Number of contacts and electrostatic potential. a, Amino acid exchanges at distinct positions in the delta and omicron variants. b, Structural representation of the SARS-CoV-2 spike protein on the viral membrane with the inset showing all residues mutated in delta (B.1.617.2, green) or omicron (B.1.1.529, orange). c, Number of contacts between the RBD and ACE2 for wt, delta and omicron (difference not significant). d, Structural representation of the interface of the RBD with ACE2 according to the number of contacts in color code. Residues with a green label are mutated in the delta variant and residues with an orange label are mutated in omicron. e, Surface representation of the interface formed by the RBD with ACE2. Surface coloring according to the electrostatic potential of the underlying residues with 0.64 eV in blue and −0.80 eV in red. (For interpretation of the references to color in this figure legend, the reader is referred to the web version of this article.)

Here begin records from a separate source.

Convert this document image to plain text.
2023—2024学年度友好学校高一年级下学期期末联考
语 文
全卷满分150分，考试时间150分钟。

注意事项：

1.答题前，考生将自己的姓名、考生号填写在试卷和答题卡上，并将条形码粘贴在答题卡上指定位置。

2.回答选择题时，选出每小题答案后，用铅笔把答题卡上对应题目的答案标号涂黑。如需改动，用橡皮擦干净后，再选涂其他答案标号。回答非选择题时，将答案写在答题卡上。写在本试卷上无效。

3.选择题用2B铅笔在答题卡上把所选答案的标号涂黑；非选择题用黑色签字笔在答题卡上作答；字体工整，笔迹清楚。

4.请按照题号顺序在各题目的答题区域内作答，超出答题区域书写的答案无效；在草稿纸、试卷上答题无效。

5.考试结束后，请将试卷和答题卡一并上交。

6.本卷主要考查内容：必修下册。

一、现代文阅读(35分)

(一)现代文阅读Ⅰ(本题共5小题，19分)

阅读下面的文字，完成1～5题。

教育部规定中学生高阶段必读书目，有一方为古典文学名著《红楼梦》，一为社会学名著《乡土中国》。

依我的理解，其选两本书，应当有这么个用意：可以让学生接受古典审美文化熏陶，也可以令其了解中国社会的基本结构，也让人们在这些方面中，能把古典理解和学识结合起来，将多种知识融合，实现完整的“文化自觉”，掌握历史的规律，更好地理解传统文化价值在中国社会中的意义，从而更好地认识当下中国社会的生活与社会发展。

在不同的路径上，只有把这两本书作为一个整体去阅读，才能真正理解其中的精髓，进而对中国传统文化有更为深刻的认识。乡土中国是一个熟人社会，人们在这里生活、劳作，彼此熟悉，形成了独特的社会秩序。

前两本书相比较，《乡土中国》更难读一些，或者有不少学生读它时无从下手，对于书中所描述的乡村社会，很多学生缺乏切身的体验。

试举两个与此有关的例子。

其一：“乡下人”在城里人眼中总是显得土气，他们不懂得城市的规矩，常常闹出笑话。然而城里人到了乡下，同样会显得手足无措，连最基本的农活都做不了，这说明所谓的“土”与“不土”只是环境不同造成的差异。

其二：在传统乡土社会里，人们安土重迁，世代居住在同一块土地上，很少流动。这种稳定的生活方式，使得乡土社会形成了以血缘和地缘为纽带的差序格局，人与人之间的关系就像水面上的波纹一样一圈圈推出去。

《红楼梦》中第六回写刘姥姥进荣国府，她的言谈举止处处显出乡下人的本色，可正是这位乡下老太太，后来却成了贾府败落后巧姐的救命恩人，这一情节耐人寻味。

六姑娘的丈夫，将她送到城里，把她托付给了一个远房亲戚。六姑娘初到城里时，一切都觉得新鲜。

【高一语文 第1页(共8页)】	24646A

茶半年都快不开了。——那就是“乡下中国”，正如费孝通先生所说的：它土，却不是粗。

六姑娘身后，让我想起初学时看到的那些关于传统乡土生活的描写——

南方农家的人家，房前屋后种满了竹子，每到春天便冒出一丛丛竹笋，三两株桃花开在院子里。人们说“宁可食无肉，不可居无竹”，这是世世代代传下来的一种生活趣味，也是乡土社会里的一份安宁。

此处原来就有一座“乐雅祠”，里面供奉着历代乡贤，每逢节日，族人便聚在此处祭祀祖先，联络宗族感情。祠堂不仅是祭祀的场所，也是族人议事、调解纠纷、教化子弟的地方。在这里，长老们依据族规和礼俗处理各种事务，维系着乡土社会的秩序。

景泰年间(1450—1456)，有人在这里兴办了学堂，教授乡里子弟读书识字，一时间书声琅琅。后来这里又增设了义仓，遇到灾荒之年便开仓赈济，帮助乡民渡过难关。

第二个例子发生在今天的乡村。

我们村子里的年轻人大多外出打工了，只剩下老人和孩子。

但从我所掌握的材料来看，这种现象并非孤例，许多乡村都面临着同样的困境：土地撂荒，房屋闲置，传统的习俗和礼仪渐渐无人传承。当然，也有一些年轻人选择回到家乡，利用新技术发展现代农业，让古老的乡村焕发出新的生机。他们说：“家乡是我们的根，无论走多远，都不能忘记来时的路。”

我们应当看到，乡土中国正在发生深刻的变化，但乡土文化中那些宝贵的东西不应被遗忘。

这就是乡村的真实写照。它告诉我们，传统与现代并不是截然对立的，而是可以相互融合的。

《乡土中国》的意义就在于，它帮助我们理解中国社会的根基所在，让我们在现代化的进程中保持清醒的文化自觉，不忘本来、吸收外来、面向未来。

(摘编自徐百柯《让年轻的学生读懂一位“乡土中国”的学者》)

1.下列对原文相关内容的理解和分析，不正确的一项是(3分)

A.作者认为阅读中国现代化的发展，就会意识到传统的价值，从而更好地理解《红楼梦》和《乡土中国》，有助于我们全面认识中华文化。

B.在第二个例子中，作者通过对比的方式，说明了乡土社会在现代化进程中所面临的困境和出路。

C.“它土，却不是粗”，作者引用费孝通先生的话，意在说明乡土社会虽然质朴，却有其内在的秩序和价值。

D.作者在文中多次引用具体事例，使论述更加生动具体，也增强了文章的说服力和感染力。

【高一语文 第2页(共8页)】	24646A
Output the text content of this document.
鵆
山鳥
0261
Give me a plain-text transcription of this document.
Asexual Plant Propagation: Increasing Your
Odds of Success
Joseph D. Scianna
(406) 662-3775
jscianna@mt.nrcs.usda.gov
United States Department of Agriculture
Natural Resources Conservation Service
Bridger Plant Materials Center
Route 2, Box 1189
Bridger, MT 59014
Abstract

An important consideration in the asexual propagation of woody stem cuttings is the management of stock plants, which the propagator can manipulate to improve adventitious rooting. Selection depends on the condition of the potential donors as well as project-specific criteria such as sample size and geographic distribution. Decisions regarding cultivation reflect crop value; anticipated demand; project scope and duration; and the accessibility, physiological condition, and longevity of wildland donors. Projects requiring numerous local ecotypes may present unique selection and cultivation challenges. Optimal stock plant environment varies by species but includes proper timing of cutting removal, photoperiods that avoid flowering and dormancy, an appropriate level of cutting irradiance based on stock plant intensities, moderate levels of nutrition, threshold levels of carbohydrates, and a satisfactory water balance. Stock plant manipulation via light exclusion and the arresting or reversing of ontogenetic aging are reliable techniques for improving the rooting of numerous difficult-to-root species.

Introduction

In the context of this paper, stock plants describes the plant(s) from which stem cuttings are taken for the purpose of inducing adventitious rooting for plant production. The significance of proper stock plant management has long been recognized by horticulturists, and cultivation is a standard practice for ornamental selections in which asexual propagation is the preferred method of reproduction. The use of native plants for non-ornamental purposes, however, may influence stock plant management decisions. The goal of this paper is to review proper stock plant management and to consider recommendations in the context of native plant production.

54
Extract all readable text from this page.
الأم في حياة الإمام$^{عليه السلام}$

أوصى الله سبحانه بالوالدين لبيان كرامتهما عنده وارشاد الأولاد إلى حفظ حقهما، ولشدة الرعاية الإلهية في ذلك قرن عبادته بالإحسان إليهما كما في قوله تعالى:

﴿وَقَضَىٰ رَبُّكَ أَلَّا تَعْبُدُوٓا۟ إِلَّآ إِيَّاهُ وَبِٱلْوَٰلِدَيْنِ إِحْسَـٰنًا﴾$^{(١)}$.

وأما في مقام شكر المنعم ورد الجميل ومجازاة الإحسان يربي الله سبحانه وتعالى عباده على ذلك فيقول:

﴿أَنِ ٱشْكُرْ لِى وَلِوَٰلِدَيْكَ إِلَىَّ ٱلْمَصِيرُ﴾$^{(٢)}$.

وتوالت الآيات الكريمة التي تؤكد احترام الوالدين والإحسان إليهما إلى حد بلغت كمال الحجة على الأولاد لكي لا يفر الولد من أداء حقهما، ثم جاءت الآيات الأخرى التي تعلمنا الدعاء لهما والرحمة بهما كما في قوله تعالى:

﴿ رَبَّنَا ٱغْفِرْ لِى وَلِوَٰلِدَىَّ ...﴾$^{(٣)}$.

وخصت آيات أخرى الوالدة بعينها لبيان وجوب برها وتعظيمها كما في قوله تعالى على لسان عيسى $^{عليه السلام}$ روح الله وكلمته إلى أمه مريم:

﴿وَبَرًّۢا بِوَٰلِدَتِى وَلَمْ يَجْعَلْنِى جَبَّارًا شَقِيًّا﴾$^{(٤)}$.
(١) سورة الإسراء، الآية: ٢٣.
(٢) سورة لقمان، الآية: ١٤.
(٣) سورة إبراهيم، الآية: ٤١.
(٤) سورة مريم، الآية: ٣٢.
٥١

The mentioned alpha, beta, gamma and omicron variants harbor as common feature all a substitution of asparagine-to-tyrosine at position 501 (N501Y) in the RBD, which is not present in the delta variant [12]. In addition to the N501Y mutation, omicron carries 14 other mutations within the RBD (Fig. 1a). A considerable number of them can be found at the direct binding interface with ACE2 (Fig. 1b). In contrast to omicron, the delta variant has a characteristic leucine-to-arginine substitution at position 452 (L452R), which was detected earlier in the related kappa variant (B.1.617.1) and in an unrelated lineage in the United States of America (epsilon variant: B.1.427/B.1.429). For variants carrying this L452R mutation, stronger affinity of the spike protein for the ACE2 receptor was described [13], [14]. The delta and omicron variants share a common T478K mutation and for delta reduced affinity of neutralizing antibodies at this position was shown [15], [16], [17]. In omicron many of the mutations found at the RBD are located within epitopes recognized by neutralizing antibodies. An exemplary array of such neutralizing antibodies [44], [45] is shown in Supplementary Fig. 1 and experimental data suggests reduced binding of antibodies from patient sera [18], [19]. Of note, especially antibodies binding at the RBD at the site of contact formation with ACE2 show high neutralization properties [20].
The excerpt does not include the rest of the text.